There is clear evidence of increasing interest in the UK private sector, explains the watchdog, with some 34 companies focusing on the industry.
Currently, the deployment of neurotechnology is mainly focused on the medical sector, where there are strict regulations. Scientists have been working to help patients to overcome neurological impairments with increasingly complex invasive and non-invasive devices, such as brain implants and wristband-based neural interfaces.
It can predict, diagnose, and treat complex physical and mental illnesses, transforming a person’s responses to illnesses such as dementia and Parkinson’s disease. In May, Gert-Jan Oskam, a 40-year-old Dutch man who was paralysed in a cycling accident, was able to walk again thanks to electronic implants in his brain.
Private sector companies are also starting to work with the technology.
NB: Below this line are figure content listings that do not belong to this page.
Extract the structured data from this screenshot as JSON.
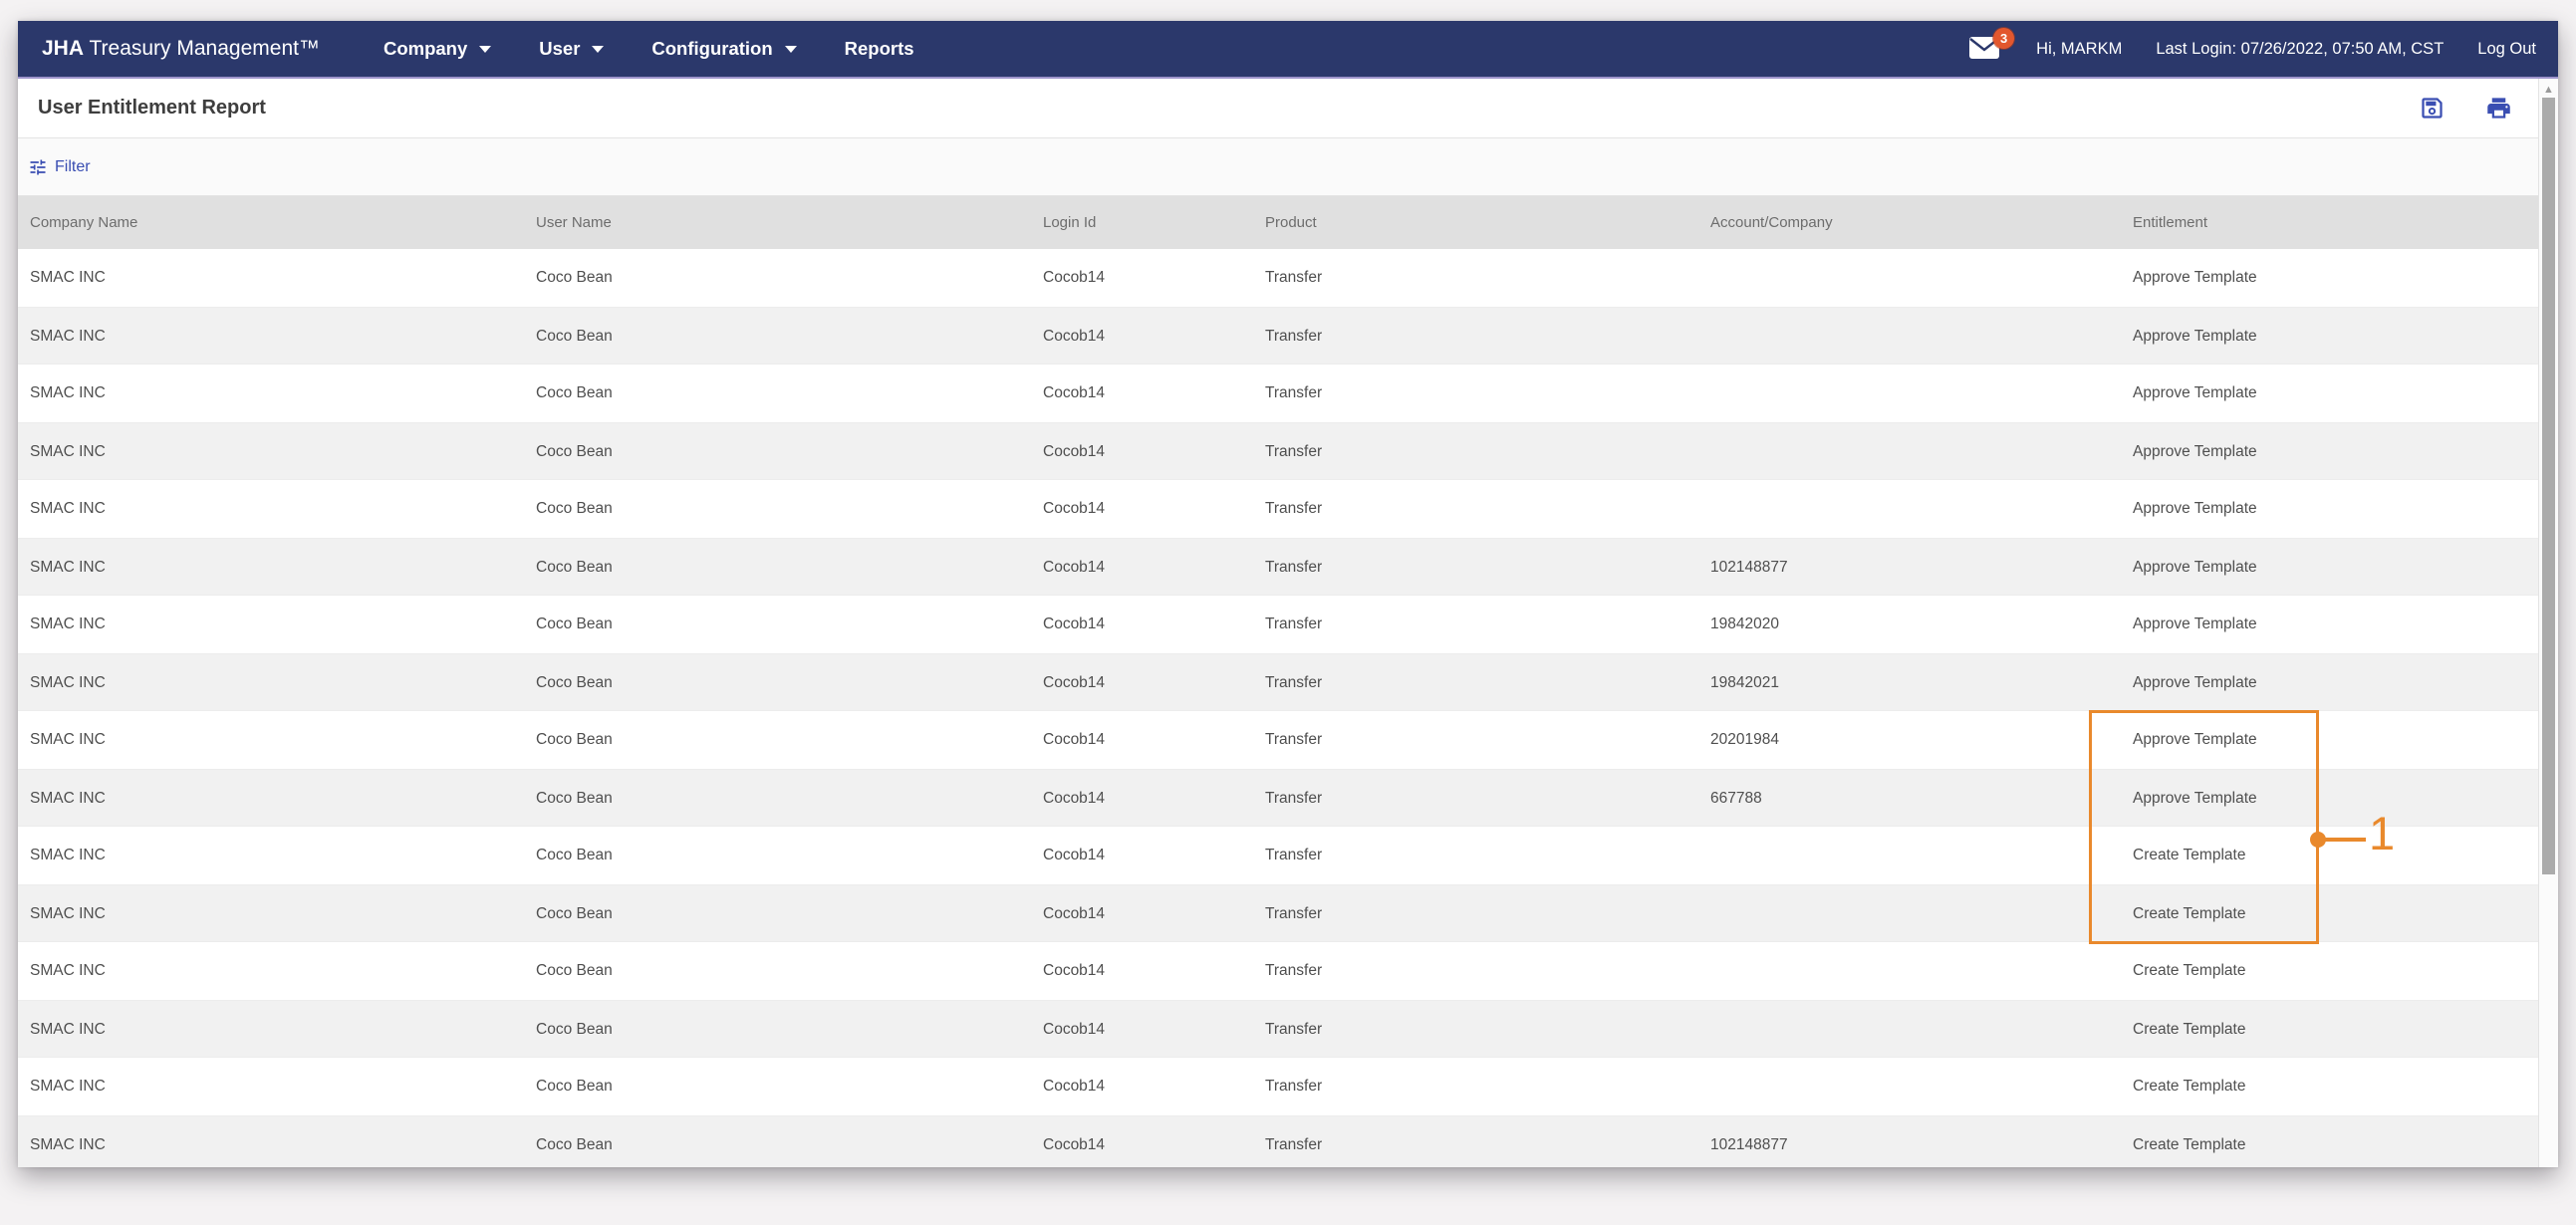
{
  "navbar": {
    "brand_bold": "JHA",
    "brand_rest": " Treasury Management™",
    "items": [
      {
        "label": "Company",
        "caret": true
      },
      {
        "label": "User",
        "caret": true
      },
      {
        "label": "Configuration",
        "caret": true
      },
      {
        "label": "Reports",
        "caret": false
      }
    ],
    "mail_badge": "3",
    "greeting": "Hi, MARKM",
    "last_login": "Last Login: 07/26/2022, 07:50 AM, CST",
    "logout_label": "Log Out"
  },
  "page": {
    "title": "User Entitlement Report"
  },
  "toolbar": {
    "filter_label": "Filter"
  },
  "table": {
    "columns": [
      "Company Name",
      "User Name",
      "Login Id",
      "Product",
      "Account/Company",
      "Entitlement"
    ],
    "rows": [
      [
        "SMAC INC",
        "Coco Bean",
        "Cocob14",
        "Transfer",
        "",
        "Approve Template"
      ],
      [
        "SMAC INC",
        "Coco Bean",
        "Cocob14",
        "Transfer",
        "",
        "Approve Template"
      ],
      [
        "SMAC INC",
        "Coco Bean",
        "Cocob14",
        "Transfer",
        "",
        "Approve Template"
      ],
      [
        "SMAC INC",
        "Coco Bean",
        "Cocob14",
        "Transfer",
        "",
        "Approve Template"
      ],
      [
        "SMAC INC",
        "Coco Bean",
        "Cocob14",
        "Transfer",
        "",
        "Approve Template"
      ],
      [
        "SMAC INC",
        "Coco Bean",
        "Cocob14",
        "Transfer",
        "102148877",
        "Approve Template"
      ],
      [
        "SMAC INC",
        "Coco Bean",
        "Cocob14",
        "Transfer",
        "19842020",
        "Approve Template"
      ],
      [
        "SMAC INC",
        "Coco Bean",
        "Cocob14",
        "Transfer",
        "19842021",
        "Approve Template"
      ],
      [
        "SMAC INC",
        "Coco Bean",
        "Cocob14",
        "Transfer",
        "20201984",
        "Approve Template"
      ],
      [
        "SMAC INC",
        "Coco Bean",
        "Cocob14",
        "Transfer",
        "667788",
        "Approve Template"
      ],
      [
        "SMAC INC",
        "Coco Bean",
        "Cocob14",
        "Transfer",
        "",
        "Create Template"
      ],
      [
        "SMAC INC",
        "Coco Bean",
        "Cocob14",
        "Transfer",
        "",
        "Create Template"
      ],
      [
        "SMAC INC",
        "Coco Bean",
        "Cocob14",
        "Transfer",
        "",
        "Create Template"
      ],
      [
        "SMAC INC",
        "Coco Bean",
        "Cocob14",
        "Transfer",
        "",
        "Create Template"
      ],
      [
        "SMAC INC",
        "Coco Bean",
        "Cocob14",
        "Transfer",
        "",
        "Create Template"
      ],
      [
        "SMAC INC",
        "Coco Bean",
        "Cocob14",
        "Transfer",
        "102148877",
        "Create Template"
      ]
    ]
  },
  "annotation": {
    "label": "1"
  },
  "colors": {
    "navbar_bg": "#2b386b",
    "accent_blue": "#3a4eb2",
    "annotation_orange": "#e9892c",
    "badge_red": "#e2572e",
    "header_bg": "#e0e0e0",
    "row_alt_bg": "#f1f1f1"
  }
}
Start-ups like Kernel are in development that can be used to “read and write” long-term memories directly from the brain, while Elon Musk’s brain implant company Neuralink received regulatory approval this month to conduct its first clinical trials on humans, raising some alarm due to animal cruelty allegations levied at the company in its previous research stages.
Will other sectors utilise brain monitoring?
Sectors like recruitment are starting to consider different uses for neurodata. The ICO has flagged this as a possible cause for concern as individuals do not have control over the data they exhibit should they be monitored, and so may be discriminated against within a professional setting.
For example, workplaces could see increased use of neurodata recording techniques as part of the recruitment process. This will aid organisations that want to identify people who fit desirable patterns of behaviour or perceived traits.
“Research that combines biometric measures and organisational psychology has been called by some ‘neuro management’,” explains the ICO.
There are also concerns that conclusions drawn from neurodata may be based on highly contested definitions and scientific analysis of traits, embedding systemic bias in the processing and potentially discriminating against those who are neurodivergent.
“Finding an appropriate basis for processing is likely to be complex and organisations will need to consider fairness, transparency and data retention,” the report says.
Privacy of the subjects must be prioritised, explains Stephen Almond, executive director of regulatory risk at the ICO. “Neurotechnology collects intimate personal information that people are often not aware of, including emotions and complex behaviour,” Almond said.
“The consequences could be dire if these technologies are developed or deployed inappropriately. We want to see everyone in society benefit from this technology. It’s important for organisations to act now to avoid the real danger of discrimination.”